Nathan Russell
Nathan Russell

Reputation: 3668

How to deal with a Java object that might or might not be an array, and might or might not be an array of primitives

I'm writing some code that works with the JMX api. Specifically I am making use of the getAttribute method of MBeanServerConnection

The javadocs for the getAttribute method says that it returns Object, but what I have found is that depending on the MBean, sometimes it can return an Object, and other times it can return an Object[] array.

Because I want to deal with the return from getAttribute consistently, I have written the following code:

Object attr = mBeanServer.getAttribute(objName, attributeName);
Object[] attributes = new Object[]{};

if (attr.getClass().isArray()) {
    attributes = (Object[])attr; // create my array by casting the return from getAttribute
} else {
    attributes = new Object[] {attr}; // create my array with just one element
}

for (int i=0; i < attributes.length; i++) {
    // deal with each attribute ...
}

Hopefully you can see the idea. It's probably a naive solution, but basically I want to deal with the return from getAttribute consistently, regardless of whether its a single Object or an Object[] array.

The above works ... for the most part! ... but I've now found a case where 'getAttribute' has returned an array of long (the primitive, rather than class). Because of this, my cast throws a java.lang.ClassCastException: [J cannot be cast to [Ljava.lang.Object;

I understand the exception - it cannot cast an array of long to an array of Object - but I don't know how to solve it.

Personally, I think the method signature of getAttribute sucks! Returning 'Object' to cover pretty much anything - an object, an array of objects, or an array of primitives - feels like a cop out to me.

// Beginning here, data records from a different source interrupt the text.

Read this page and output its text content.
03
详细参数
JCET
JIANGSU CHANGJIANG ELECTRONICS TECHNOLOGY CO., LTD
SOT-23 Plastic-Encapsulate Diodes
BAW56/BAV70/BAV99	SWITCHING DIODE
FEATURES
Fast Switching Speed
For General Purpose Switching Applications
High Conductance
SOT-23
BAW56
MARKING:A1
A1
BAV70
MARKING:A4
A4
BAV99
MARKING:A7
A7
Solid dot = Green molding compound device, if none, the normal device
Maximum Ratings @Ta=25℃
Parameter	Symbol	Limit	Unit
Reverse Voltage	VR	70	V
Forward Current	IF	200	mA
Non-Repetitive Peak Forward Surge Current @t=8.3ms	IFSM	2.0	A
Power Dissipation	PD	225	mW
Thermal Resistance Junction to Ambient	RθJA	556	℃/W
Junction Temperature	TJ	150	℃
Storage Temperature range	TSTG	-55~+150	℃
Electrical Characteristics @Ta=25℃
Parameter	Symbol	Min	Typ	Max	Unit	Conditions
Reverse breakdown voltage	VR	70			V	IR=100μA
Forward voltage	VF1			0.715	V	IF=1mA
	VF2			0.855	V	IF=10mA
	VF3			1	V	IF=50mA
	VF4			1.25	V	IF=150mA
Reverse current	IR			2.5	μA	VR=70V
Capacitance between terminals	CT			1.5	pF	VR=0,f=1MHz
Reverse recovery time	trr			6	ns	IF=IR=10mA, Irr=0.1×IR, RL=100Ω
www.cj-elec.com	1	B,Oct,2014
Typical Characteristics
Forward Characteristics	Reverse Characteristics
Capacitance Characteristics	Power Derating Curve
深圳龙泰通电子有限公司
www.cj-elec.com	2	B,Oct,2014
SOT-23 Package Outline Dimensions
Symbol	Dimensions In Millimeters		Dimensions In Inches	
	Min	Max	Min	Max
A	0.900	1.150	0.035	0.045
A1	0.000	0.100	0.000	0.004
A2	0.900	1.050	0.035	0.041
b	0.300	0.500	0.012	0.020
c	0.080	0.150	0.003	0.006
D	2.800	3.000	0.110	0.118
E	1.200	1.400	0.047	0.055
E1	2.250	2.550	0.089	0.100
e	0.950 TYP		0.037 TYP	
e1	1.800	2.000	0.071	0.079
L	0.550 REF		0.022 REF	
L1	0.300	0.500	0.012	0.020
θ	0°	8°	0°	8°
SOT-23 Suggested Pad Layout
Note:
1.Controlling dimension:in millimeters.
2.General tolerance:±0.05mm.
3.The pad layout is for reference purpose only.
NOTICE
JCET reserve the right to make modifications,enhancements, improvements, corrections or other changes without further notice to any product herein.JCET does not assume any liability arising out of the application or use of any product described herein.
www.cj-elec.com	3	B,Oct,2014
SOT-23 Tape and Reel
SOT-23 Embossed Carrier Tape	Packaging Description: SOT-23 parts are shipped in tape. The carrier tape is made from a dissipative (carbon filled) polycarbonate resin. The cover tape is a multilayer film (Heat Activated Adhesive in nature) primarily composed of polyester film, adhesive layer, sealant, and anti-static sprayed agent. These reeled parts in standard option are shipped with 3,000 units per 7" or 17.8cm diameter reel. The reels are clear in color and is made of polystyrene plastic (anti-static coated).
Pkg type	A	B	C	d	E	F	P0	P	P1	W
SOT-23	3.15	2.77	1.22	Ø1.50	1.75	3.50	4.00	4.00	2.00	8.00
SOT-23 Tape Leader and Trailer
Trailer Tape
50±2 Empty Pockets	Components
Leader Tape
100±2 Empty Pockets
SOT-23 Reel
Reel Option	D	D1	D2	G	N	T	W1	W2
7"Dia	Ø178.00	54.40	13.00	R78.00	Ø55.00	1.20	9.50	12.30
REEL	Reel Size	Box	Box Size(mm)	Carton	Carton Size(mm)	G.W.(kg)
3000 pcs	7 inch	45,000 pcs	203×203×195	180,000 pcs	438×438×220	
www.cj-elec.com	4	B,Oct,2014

But its not my api, and I've got to work with it.

Appreciate any thoughts or ideas on how I can solve this?

Cheers

Nathan

Upvotes: 1

Views: 536

Answers (2)

splungebob
splungebob

Reputation: 5415

How about this?

import java.lang.reflect.*;
import java.util.*;

public class ArrayTest
{ 
  public static void main(String[] args)
  {
    evaluate("Hello");
    evaluate(new Boolean[]{Boolean.TRUE, Boolean.FALSE});
    evaluate(new int[]{0, 1, 2});
    evaluate(null);
  }

  public static void evaluate(Object object)
  {
    List<String> primitiveArrayTypes = Arrays.asList(new String[] {
        "boolean[]", "byte[]", "char[]", "double[]",
        "float[]", "int[]", "long[]", "short[]"
    });

    if (object == null)
    {
      System.out.println("Null object.");
      return;
    }

    Class objClass = object.getClass();

    if (objClass.isArray())
    {
      if (primitiveArrayTypes.contains(objClass.getCanonicalName()))
      {
        System.out.println("Contents of primitive array:");
        for (int i = 0; i < Array.getLength(object); i++)
        {
          System.out.println(Array.get(object, i));
        }
      }
      else
      {
        System.out.println("Contents of Object array:");
        for (Object obj : (Object[]) object)  // cast should now always work
        {
          System.out.println(obj);
        }
      }
    }
    else
    {
      System.out.println("Not an array: " + object);
    }
    System.out.println("---");
  }
}

Upvotes: 1

JB Nizet
JB Nizet

Reputation: 691765

if (o instanceof int[]) {
   ...
}
else if (o instanceof boolean[]) {
   ...
}
...

Maybe there's some more elegant solution, but you don't tell what you want to do with the attribute.